The Deloitte hack dates to Nov. 2017 but only discovered this year
The Deloitte hack compromised a server that contained the emails of an estimated 350 clients, including four US government departments, the United Nations and some of the world’s biggest multinationals, according to the Guardian.
Hackers gained access to Deloitte’s email system through an administrative account that was not secured using two-factor authentication, The Guardian reports. Emails to and from Deloitte staff were hosted on Microsoft’s Azure cloud service. As well as email, hackers may have had access to “usernames, passwords, IP addresses, architectural diagrams for businesses and health information.”
According to law.com, the Deloitte hack reveals email vulnerabilities and regulatory gaps. The hack represents a breach of Deloitte’s ‘crown jewels,’ experts say, and large financial organizations and multinational corporations are likely among those affected.
Deloitte, which is registered in London and has its global headquarters in New York, was the victim of a cybersecurity attack that went unnoticed for months.

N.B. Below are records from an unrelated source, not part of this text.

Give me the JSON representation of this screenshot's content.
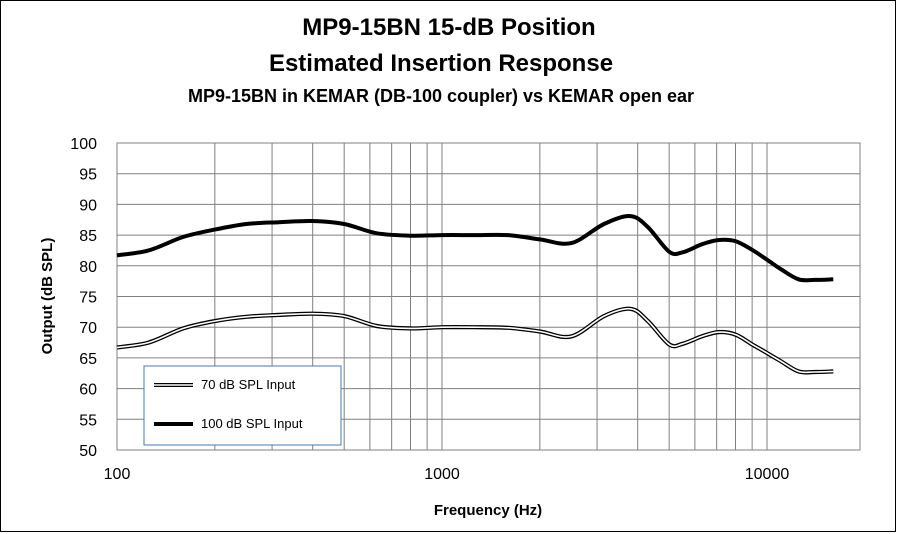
{
  "chart_data": {
    "type": "line",
    "title_line1": "MP9-15BN  15-dB Position",
    "title_line2": "Estimated Insertion Response",
    "subtitle": "MP9-15BN in KEMAR (DB-100 coupler) vs KEMAR open ear",
    "xlabel": "Frequency (Hz)",
    "ylabel": "Output (dB SPL)",
    "x_scale": "log",
    "xlim": [
      100,
      20000
    ],
    "ylim": [
      50,
      100
    ],
    "x_ticks": [
      100,
      1000,
      10000
    ],
    "x_tick_labels": [
      "100",
      "1000",
      "10000"
    ],
    "y_ticks": [
      50,
      55,
      60,
      65,
      70,
      75,
      80,
      85,
      90,
      95,
      100
    ],
    "grid": true,
    "legend_position": "bottom-left",
    "series": [
      {
        "name": "70 dB SPL Input",
        "style": "double-line",
        "color": "#000000",
        "x": [
          100,
          125,
          160,
          200,
          250,
          315,
          400,
          500,
          630,
          800,
          1000,
          1250,
          1600,
          2000,
          2500,
          3150,
          3800,
          4300,
          5000,
          5500,
          6300,
          7100,
          8000,
          9000,
          10000,
          11000,
          12500,
          14000,
          16000
        ],
        "y": [
          66.7,
          67.5,
          69.8,
          71.0,
          71.7,
          72.0,
          72.2,
          71.8,
          70.2,
          69.8,
          70.0,
          70.0,
          69.9,
          69.3,
          68.5,
          71.8,
          73.0,
          71.0,
          67.2,
          67.3,
          68.5,
          69.2,
          68.8,
          67.2,
          65.8,
          64.5,
          62.8,
          62.7,
          62.8
        ]
      },
      {
        "name": "100 dB SPL Input",
        "style": "thick-line",
        "color": "#000000",
        "x": [
          100,
          125,
          160,
          200,
          250,
          315,
          400,
          500,
          630,
          800,
          1000,
          1250,
          1600,
          2000,
          2500,
          3150,
          3800,
          4300,
          5000,
          5500,
          6300,
          7100,
          8000,
          9000,
          10000,
          11000,
          12500,
          14000,
          16000
        ],
        "y": [
          81.7,
          82.5,
          84.7,
          85.9,
          86.8,
          87.1,
          87.3,
          86.8,
          85.3,
          84.9,
          85.0,
          85.0,
          85.0,
          84.3,
          83.7,
          86.8,
          88.1,
          86.3,
          82.3,
          82.2,
          83.5,
          84.2,
          84.0,
          82.6,
          81.0,
          79.5,
          77.8,
          77.7,
          77.8
        ]
      }
    ]
  }
}
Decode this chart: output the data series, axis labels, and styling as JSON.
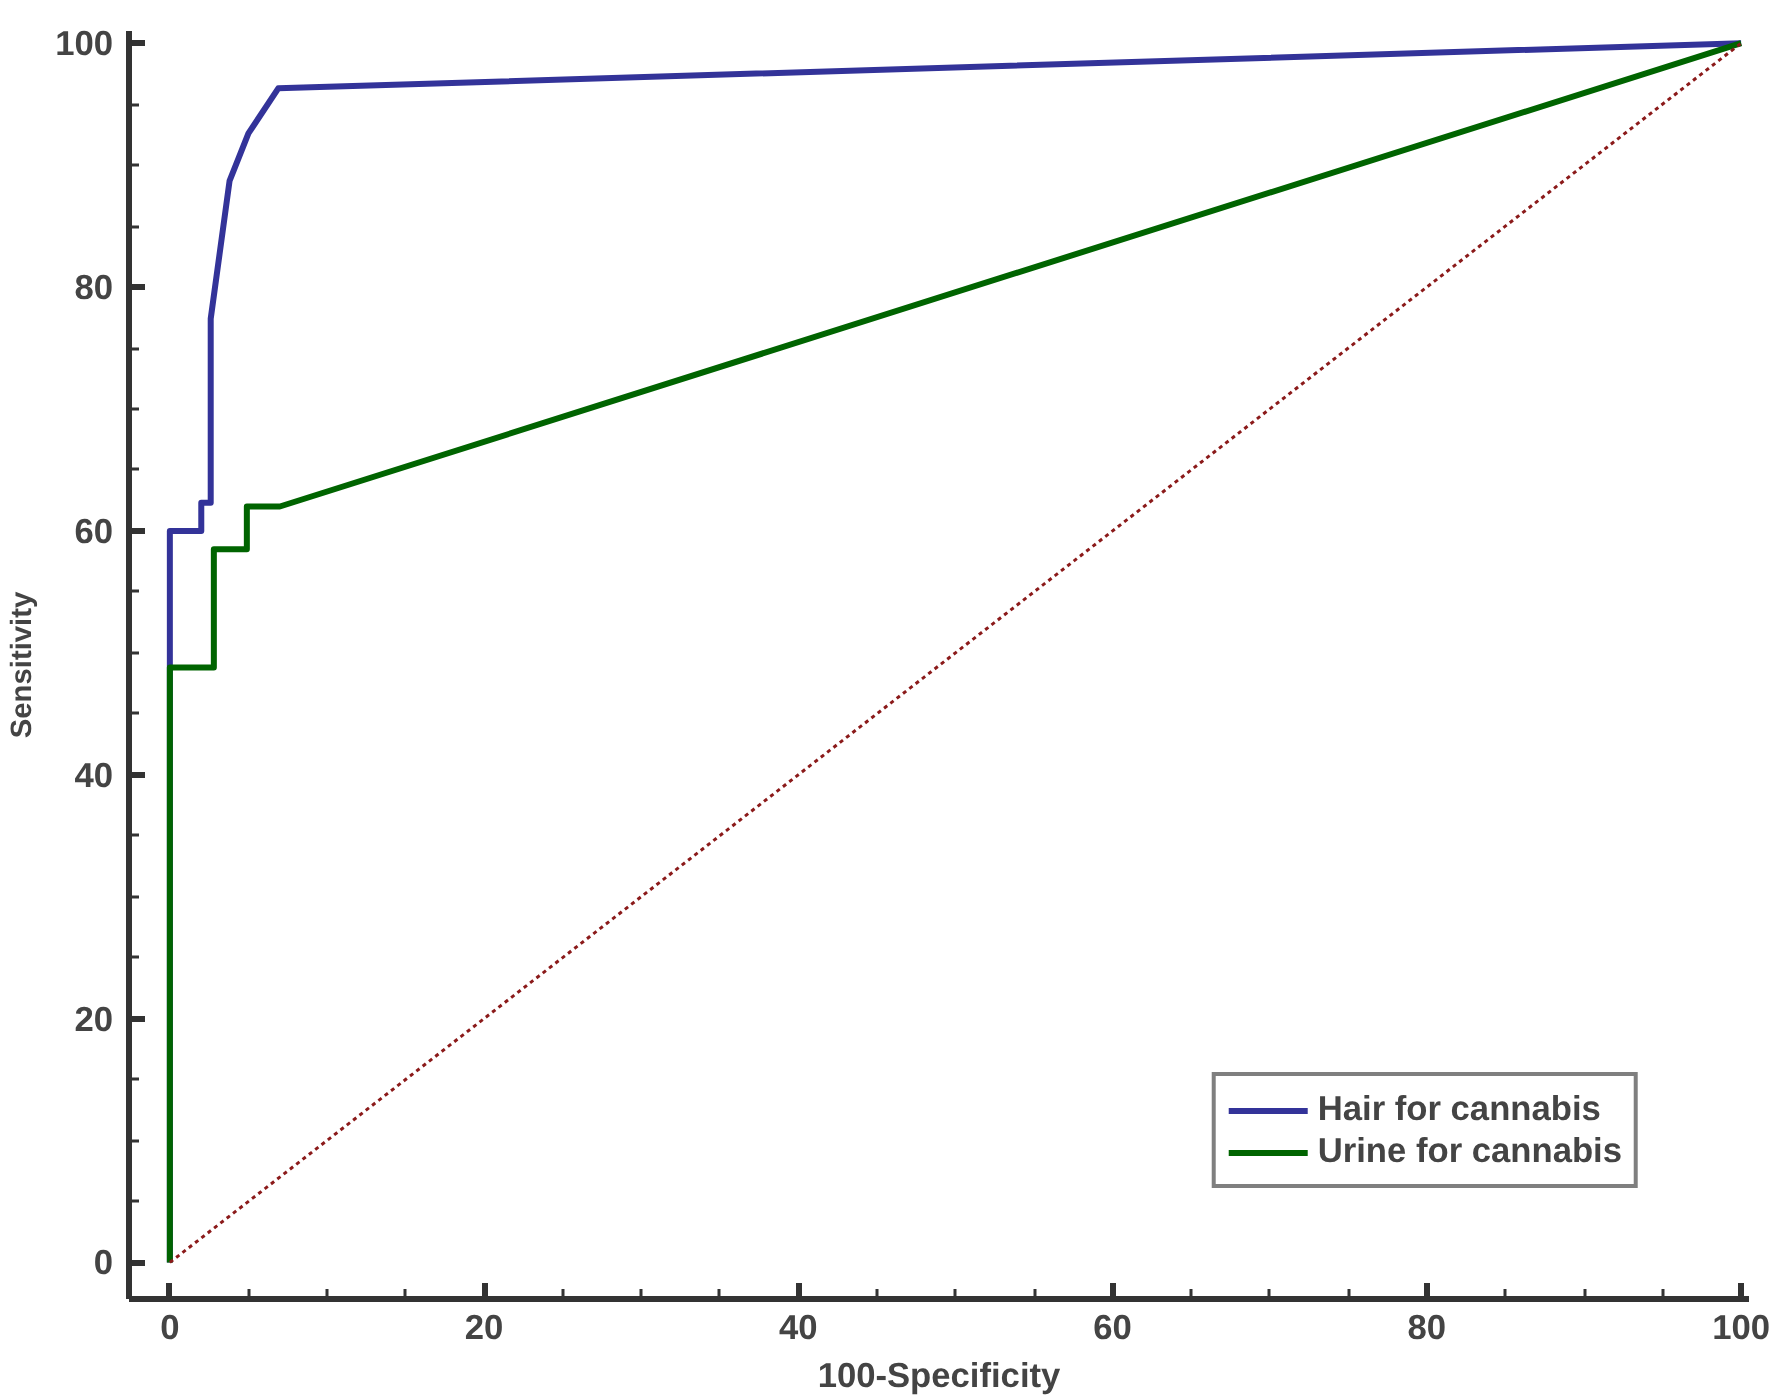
{
  "chart_data": {
    "type": "line",
    "xlabel": "100-Specificity",
    "ylabel": "Sensitivity",
    "xlim": [
      -2.6,
      100.5
    ],
    "ylim": [
      -3,
      101
    ],
    "xticks": [
      0,
      {
        "value": 5,
        "label": null
      },
      {
        "value": 10,
        "label": null
      },
      {
        "value": 15,
        "label": null
      },
      20,
      {
        "value": 25,
        "label": null
      },
      {
        "value": 30,
        "label": null
      },
      {
        "value": 35,
        "label": null
      },
      40,
      {
        "value": 45,
        "label": null
      },
      {
        "value": 50,
        "label": null
      },
      {
        "value": 55,
        "label": null
      },
      60,
      {
        "value": 65,
        "label": null
      },
      {
        "value": 70,
        "label": null
      },
      {
        "value": 75,
        "label": null
      },
      80,
      {
        "value": 85,
        "label": null
      },
      {
        "value": 90,
        "label": null
      },
      {
        "value": 95,
        "label": null
      },
      100
    ],
    "yticks": [
      0,
      {
        "value": 5,
        "label": null
      },
      {
        "value": 10,
        "label": null
      },
      {
        "value": 15,
        "label": null
      },
      20,
      {
        "value": 25,
        "label": null
      },
      {
        "value": 30,
        "label": null
      },
      {
        "value": 35,
        "label": null
      },
      40,
      {
        "value": 45,
        "label": null
      },
      {
        "value": 50,
        "label": null
      },
      {
        "value": 55,
        "label": null
      },
      60,
      {
        "value": 65,
        "label": null
      },
      {
        "value": 70,
        "label": null
      },
      {
        "value": 75,
        "label": null
      },
      80,
      {
        "value": 85,
        "label": null
      },
      {
        "value": 90,
        "label": null
      },
      {
        "value": 95,
        "label": null
      },
      100
    ],
    "grid": false,
    "legend": "bottom right",
    "marker": "none",
    "series": [
      {
        "name": "Hair for cannabis",
        "color": "#333399",
        "x": [
          0,
          0,
          2.0,
          2.0,
          2.6,
          2.6,
          3.8,
          5.0,
          6.9,
          100
        ],
        "values": [
          0,
          60,
          60,
          62.3,
          62.3,
          77.4,
          88.7,
          92.6,
          96.3,
          100
        ]
      },
      {
        "name": "Urine for cannabis",
        "color": "#006400",
        "x": [
          0,
          0,
          2.8,
          2.8,
          4.9,
          4.9,
          7.0,
          100
        ],
        "values": [
          0,
          48.8,
          48.8,
          58.5,
          58.5,
          62,
          62,
          100
        ]
      },
      {
        "color": "#8b1a1a",
        "line_style": "dotted",
        "x": [
          0,
          100
        ],
        "values": [
          0,
          100
        ]
      }
    ]
  }
}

One of the largest private firms in the US, which reported a record $37bn (£27.3bn) revenue last year, Deloitte provides auditing, tax consultancy and high-end cybersecurity advice to some of the world’s biggest banks, multinational companies, media enterprises, pharmaceutical firms and government agencies.
In addition to emails, the Guardian understands the hackers had potential access to usernames, passwords, IP addresses, architectural diagrams for businesses and health information. Some emails had attachments with sensitive security and design details.
The breach is believed to have been US-focused and was regarded as so sensitive that only a handful of Deloitte’s most senior partners and lawyers were informed.
Deloitte’s response to the cyber incident included the following:
- Implementing its comprehensive security protocol and initiating an intensive and thorough review which included mobilizing a team of cyber-security and confidentiality experts inside and outside of Deloitte;
- Contacting governmental authorities immediately after it became aware of the incident; and,
- Contacting each of the very few clients impacted
- The attacker accessed data from an email platform. The review of that platform is complete.
- Importantly, the review enabled us to understand precisely what information was at risk and what the hacker actually did and to determine that:
- Only very few clients were impacted
- No disruption has occurred to client businesses, to Deloitte’s ability to continue to serve clients, or to consumers.
- Deloitte remains deeply committed to ensuring that its cyber-security defences are best in class, to investing heavily in protecting confidential information and to continually reviewing and enhancing cyber security.